As a financial journalist who believes in free markets, I must speak out against increasing interest rates, which threaten our beloved Canadian financial system.
Since the 2008 crisis, Canadians have benefited from record low interest rates, which have increased borrowing and spending. However, the benchmark interest rate has been climbing steadily for months, and the Bank of Canada plans to raise it further. Current rate: 1.75 percent. Even while high interest rates sound like a good idea, I think they will damage our economy more than help it recover from inflation.
To understand what may happen, we must first examine how high interest rates influence different sections of the economy. Start with your money.
When interest rates rise, so do monthly payments for those who borrowed money to buy automobiles or houses. Thus, many Canadians may struggle to make their payments, putting their financial stability at jeopardy. Imagine a young family taking out a mortgage to buy their first home but struggling to pay as interest rates climb. They may have to sell their dream home or fail on their loan. This might lead the housing market to implode and financial institutions to face more delinquencies. When high interest rates worry individuals financially, they may spend and save less, which may hurt the economy.

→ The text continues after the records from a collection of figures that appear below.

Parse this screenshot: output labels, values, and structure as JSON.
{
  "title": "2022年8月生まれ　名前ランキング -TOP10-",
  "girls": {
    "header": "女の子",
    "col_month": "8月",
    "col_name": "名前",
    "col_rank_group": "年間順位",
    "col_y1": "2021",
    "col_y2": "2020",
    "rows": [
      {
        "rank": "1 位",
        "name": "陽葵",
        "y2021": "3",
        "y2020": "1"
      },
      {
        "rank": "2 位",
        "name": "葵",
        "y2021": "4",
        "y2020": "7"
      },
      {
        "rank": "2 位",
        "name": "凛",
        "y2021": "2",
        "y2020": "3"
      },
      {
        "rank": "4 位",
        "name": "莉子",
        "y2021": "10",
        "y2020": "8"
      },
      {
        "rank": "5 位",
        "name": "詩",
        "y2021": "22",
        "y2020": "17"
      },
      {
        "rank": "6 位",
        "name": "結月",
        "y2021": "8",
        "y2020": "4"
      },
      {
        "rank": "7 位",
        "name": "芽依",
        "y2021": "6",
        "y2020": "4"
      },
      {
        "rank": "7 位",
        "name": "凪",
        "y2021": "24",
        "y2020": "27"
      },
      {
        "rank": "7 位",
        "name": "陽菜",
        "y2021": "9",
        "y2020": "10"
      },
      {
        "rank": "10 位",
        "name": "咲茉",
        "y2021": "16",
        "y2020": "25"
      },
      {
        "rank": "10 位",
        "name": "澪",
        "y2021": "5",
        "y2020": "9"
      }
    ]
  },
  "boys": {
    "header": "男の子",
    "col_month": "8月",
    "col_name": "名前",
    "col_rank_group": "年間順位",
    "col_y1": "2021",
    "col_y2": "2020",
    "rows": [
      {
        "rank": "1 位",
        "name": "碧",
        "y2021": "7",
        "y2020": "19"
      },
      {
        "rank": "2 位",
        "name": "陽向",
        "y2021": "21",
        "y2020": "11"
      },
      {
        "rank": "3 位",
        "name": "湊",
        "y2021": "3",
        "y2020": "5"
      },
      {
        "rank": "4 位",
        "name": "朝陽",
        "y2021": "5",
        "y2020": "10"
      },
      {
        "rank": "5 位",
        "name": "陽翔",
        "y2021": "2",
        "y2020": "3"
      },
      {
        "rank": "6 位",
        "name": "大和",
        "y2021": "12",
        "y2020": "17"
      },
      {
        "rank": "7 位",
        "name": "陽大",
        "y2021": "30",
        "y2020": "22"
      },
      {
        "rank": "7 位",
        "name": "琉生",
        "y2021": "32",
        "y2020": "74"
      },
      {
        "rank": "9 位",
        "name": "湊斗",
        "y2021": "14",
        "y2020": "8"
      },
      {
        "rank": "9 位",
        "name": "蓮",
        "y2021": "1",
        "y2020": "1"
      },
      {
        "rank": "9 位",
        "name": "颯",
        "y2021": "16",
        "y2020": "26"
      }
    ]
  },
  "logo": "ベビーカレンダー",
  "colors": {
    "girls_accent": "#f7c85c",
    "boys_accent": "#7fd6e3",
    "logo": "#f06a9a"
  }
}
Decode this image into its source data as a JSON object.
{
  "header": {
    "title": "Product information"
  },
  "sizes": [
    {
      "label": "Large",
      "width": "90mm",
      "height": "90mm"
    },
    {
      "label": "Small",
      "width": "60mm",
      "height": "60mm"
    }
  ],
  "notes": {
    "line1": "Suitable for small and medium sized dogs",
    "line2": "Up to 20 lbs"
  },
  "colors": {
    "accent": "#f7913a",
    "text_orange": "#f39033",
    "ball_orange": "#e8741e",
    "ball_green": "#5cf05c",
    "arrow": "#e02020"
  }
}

High interest rates make it difficult for small and medium-sized businesses to obtain money for daily operations or expansion. These enterprises are especially exposed to borrowing price hikes due to their low profit margins. This might lead to layoffs, R&D cuts, or bankruptcy. Everyone understands that small businesses are our economy’s lifeblood, so anything that harms them hurts us all.
We must consider the banking industry’s vulnerability to high interest rates. Although banks’ profit margins may rise, fewer consumers and corporations can afford the higher rates, reducing loan demand. Banks may lose money and be unable to lend to the economy. This is occurring when our economy needs growth.
High interest rates influence more than personal and business bank accounts. It may damage Canada’s currency, reducing its global competitiveness. A strong loonie lowers import prices and attracts foreign investment, among other advantages. However, high borrowing costs raise interest rates, which lowers our currency and raises the cost of Canadian bonds. This might limit commerce and GDP growth.
You may argue that high interest rates prevent inflation and property bubbles. Not always. It may further worsen these issues. Toronto home prices and family debt have climbed significantly. A sudden reduction in property prices due to rising interest rates might cause a domino effect of defaults and foreclosures.
High interest rates may slow economic growth, weaken consumer confidence, and even cause a recession if not managed well.
The increasing interest rate trend has context. Many industrialised nations are raising interest rates, and the global economy is growing. However, Canada’s demographic situation must be considered. Since we have so much money and an ageing population, economic theory says interest rates should be lower. A price increase may send the economy into a cyclical downturn, endangering long-term growth.
This does not mean you should take any action to lower interest rates. After all, financial constraint is necessary for economic stability. The steady but continuous rise in interest rates warrants caution.
Finally, rising interest rates endanger the Canadian financial system. As a financial journalist who favours free markets, I encourage policymakers to carefully examine the effects of such hikes. Reducing inflation and asset bubbles is enticing, but we must consider the consequences.